Há 5.200 anos, o Baixo e o Alto Egito foram unificados sob o comando do príncipe Ménes. Era o início das dinastias dos faraós, a quem os egípcios atribuíam poderes não só absolutos como divinos. Durante quase três milênios, os faraós reinaram soberanos, cobriram-se de ouro e deixaram sua marca indelével na única das Sete Maravilhas da Antiguidade que resiste até os dias de hoje: as pirâmides do Egito. Depois, os povos do Nilo foram dominados por romanos, bizantinos, turcos e ingleses, até o coronel Gamal Abdel Nasser derrubar a monarquia em 1952 e proclamar a República. Mas a pirâmide social permanecia a mesma, com a grande massa de trabalhadores na base e um único líder, de autoridade inquestionável, no topo. Agora, essa pirâmide se inverteu. Depois de 18 dias de protestos que chegaram a reunir 1 milhão de pessoas na Praça Tahir, epicentro das manifestações no Cairo, deixando saldo de mais de 300 mortos e 5.000 feridos, o ex-ditador Hosni Mubarak, que governava o Egito havia 30 anos, viu-se obrigado a renunciar e recolheu-se com sua família para a casa de praia em Sharm el-Sheik, na Península do Sinai. Foi-se o último ‘faraó’, deposto em uma revolução sem líderes, sem Guevaras ou Bonapartes, articulada na instantaneidade da internet e posta a cabo por uma multidão de ideologias diversas, mas unida pelo mesmo desejo de mudanças.

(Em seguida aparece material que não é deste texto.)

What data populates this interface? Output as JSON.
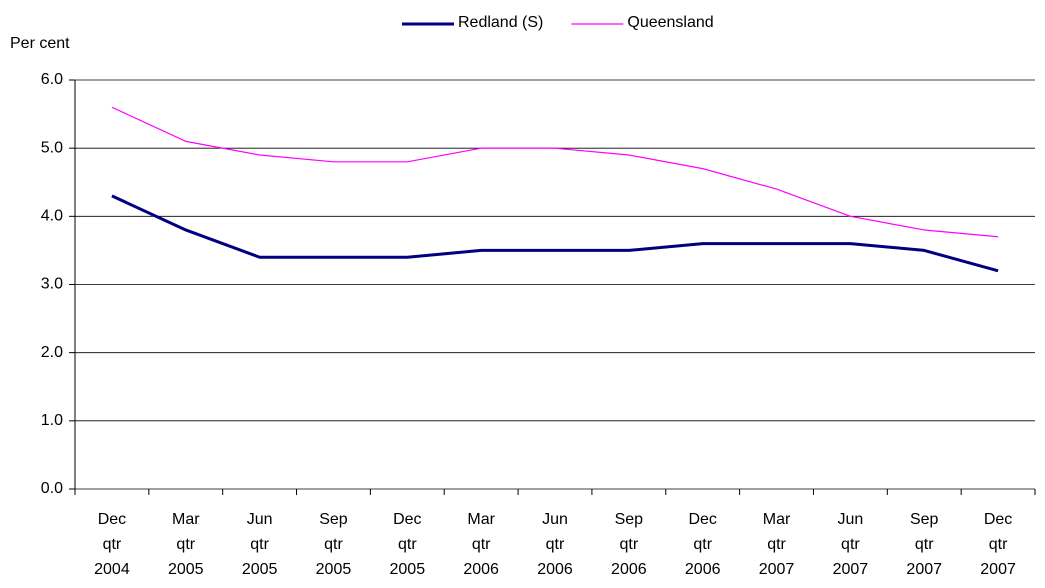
{
  "chart_data": {
    "type": "line",
    "y_axis_label": "Per cent",
    "categories": [
      "Dec qtr 2004",
      "Mar qtr 2005",
      "Jun qtr 2005",
      "Sep qtr 2005",
      "Dec qtr 2005",
      "Mar qtr 2006",
      "Jun qtr 2006",
      "Sep qtr 2006",
      "Dec qtr 2006",
      "Mar qtr 2007",
      "Jun qtr 2007",
      "Sep qtr 2007",
      "Dec qtr 2007"
    ],
    "series": [
      {
        "name": "Redland (S)",
        "color": "#000080",
        "width": 3,
        "values": [
          4.3,
          3.8,
          3.4,
          3.4,
          3.4,
          3.5,
          3.5,
          3.5,
          3.6,
          3.6,
          3.6,
          3.5,
          3.2
        ]
      },
      {
        "name": "Queensland",
        "color": "#ff00ff",
        "width": 1.2,
        "values": [
          5.6,
          5.1,
          4.9,
          4.8,
          4.8,
          5.0,
          5.0,
          4.9,
          4.7,
          4.4,
          4.0,
          3.8,
          3.7
        ]
      }
    ],
    "ylim": [
      0,
      6
    ],
    "yticks": [
      {
        "value": 0,
        "label": "0.0"
      },
      {
        "value": 1,
        "label": "1.0"
      },
      {
        "value": 2,
        "label": "2.0"
      },
      {
        "value": 3,
        "label": "3.0"
      },
      {
        "value": 4,
        "label": "4.0"
      },
      {
        "value": 5,
        "label": "5.0"
      },
      {
        "value": 6,
        "label": "6.0"
      }
    ],
    "grid": true,
    "legend": "top"
  }
}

Ainda que pouco familiarizados aos conceitos de democracia e de uma liberdade que não experimentam desde o êxodo de Moisés pelo Mar Vermelho, os egípcios foram às ruas motivados pela queda de Zine el Abidine Ben Ali, na vizinha Tunísia, e deram a largada para uma onda – ou melhor, um tsunami – de protestos no Oriente Médio e Norte da África  com consequências imprevisíveis.

Ditadores que permanecem há décadas no comando tais quais múmias embalsamadas sob as bênçãos do Tio Sam começam a ver seus sarcófagos ameaçados por uma oposição sem rosto. O mundo árabe entrou em ebulição. As manifestações contra a pobreza e os governos autoritários se espalham por 12 países como um rastro de pólvora.

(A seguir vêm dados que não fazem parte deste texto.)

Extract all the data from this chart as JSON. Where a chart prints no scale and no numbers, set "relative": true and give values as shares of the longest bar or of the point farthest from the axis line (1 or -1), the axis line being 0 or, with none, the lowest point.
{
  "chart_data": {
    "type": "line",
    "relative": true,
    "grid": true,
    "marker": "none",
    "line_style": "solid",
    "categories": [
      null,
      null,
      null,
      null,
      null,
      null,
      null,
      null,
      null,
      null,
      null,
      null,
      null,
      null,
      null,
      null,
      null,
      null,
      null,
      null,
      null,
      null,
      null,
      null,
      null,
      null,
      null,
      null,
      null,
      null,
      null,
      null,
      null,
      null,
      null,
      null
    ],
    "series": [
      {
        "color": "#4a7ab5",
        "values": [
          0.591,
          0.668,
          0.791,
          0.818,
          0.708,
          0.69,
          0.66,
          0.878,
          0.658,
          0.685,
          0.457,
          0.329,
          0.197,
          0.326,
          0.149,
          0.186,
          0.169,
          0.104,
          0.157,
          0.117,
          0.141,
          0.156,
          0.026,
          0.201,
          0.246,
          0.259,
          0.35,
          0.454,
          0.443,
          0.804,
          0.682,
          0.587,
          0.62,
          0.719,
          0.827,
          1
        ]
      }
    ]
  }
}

Enquanto egípcios realizavam a marcha da vitória, depositando voto de confiança na transitoriedade da intervenção militar, a polícia promovia carnificina na Praça da Pérola, no Bahrein, a fim de conter as manifestações contra a dinastia sunita dos Al Khalifa, que governam esta pequena nação do Golfo Pérsico há mais de dois séculos. Até a etapa de abertura da temporada 2011 de Fórmula 1, prevista para 13 de março, teve de ser transferida para outro país.

Na Líbia, a oposição chega a contabilizar 3.000 mortos nos protestos contra Muamar Kadhafi, no poder desde 1969. Mas ninguém sabe ao certo o balanço da repressão, já que os serviços de internet e telefonia foram bloqueados.

Quadros semelhantes, embora com proporções menos ameaçadoras, se repetem no Iêmen, na Argélia e no Marrocos, onde o povo pede o fim dos regimes repressivos de Ali Abdullah Saleh, Abdelaziz Bouteflika e Mohammed Sexto, respectivamente. E até o fundamentalista Mahmoud Ahmadinejad viu sua soberania ser questionada e defendida com sangue nas ruas do Irã.

Os Estados Unidos sempre se mostraram defensores da democracia, mas há décadas têm como aliados países liderados por ditadores e monarcas que governam com mão de ferro e, convenientemente, oferecem certa estabilidade em uma região considerada estratégica para a Casa Branca. Entre os motivos para esse apoio estão o petróleo produzido na região, o combate ao terrorismo e o receio de que um levante popular possa levar a um governo tão antiamericano quanto o do Irã.

E essa não é a primeira vez que o Egito lança moda. Em janeiro de 1952, o país foi um dos primeiros a manifestar sua indignação diante do mando britânico sobre a terra dos faraós. A explosão popular não só pôs fim ao domínio de 70 anos dos ingleses sobre o Egito como  desencadeou uma luta em massa nas nações vizinhas contra o colonialismo europeu.

Desta vez, no entanto, a luta está só começando. Passada a euforia, surgem questões práticas: como será a democracia egípcia? Qual o papel dos militares neste cenário? As eleições serão mesmo em setembro? Qual será o desenho político do Oriente Médio após o exemplo bem-sucedido de mobilização do povo egípcio? Poderá a pirâmide social se equilibrar de ponta-cabeça sem pender para o extremismo islâmico ou se vender ao imperialismo norte-americano? O enigma desta pirâmide só o tempo poderá decifrar.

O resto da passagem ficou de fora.